Tracked base config should contain placeholders such as:

  • /path/to/model-weights
  • /path/to/llama-server

Your local override should contain the real machine-specific values.

Startup timing guards

Two config knobs control how long the node agent waits for a managed llama-server to become ready:

llama_server_startup_timeout_s: 30.0
llama_server_probe_interval_s: 0.5
max_pending_requests_per_device: 2
  • llama_server_startup_timeout_s: maximum time to wait for a newly started or switched model
  • llama_server_probe_interval_s: polling interval for readiness checks
  • max_pending_requests_per_device: maximum in-flight plus queued requests allowed per device before new requests are rejected

The readiness probe checks the managed server's local GET /health and GET /v1/models endpoints.

Registering

If dispatcher_base_url is set in the node-agent config, the node agent will:

  • register itself on startup via POST <dispatcher>/v1/nodes/register
  • POST <dispatcher>/v1/nodes/heartbeat with latest device metrics.

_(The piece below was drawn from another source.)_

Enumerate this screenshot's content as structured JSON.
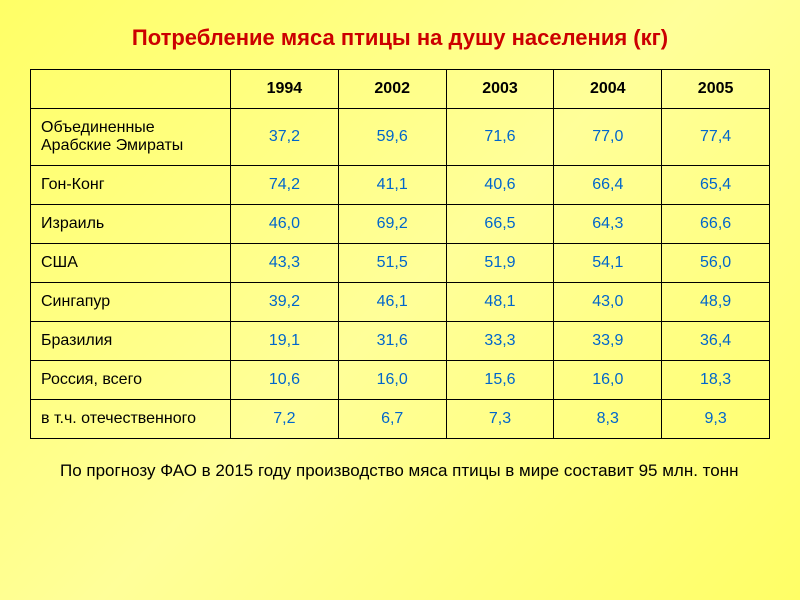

The registration payload is derived from local models[] and advertises served_models, where each local model_id lists the roles it can satisfy.

For operator inspection, the node agent also exposes:

  • GET /v1/node/registration

That endpoint returns the exact registration payload the node would send to the dispatcher.

Binding

By default the node agent listens on 127.0.0.1. If the dispatcher is on another machine, set:

  • listen_host to a LAN/private IP (preferred), or 0.0.0.0 only when combined with strict firewalling.
  • Keep llama.cpp servers local-only (this is enforced by the CUDA adapter).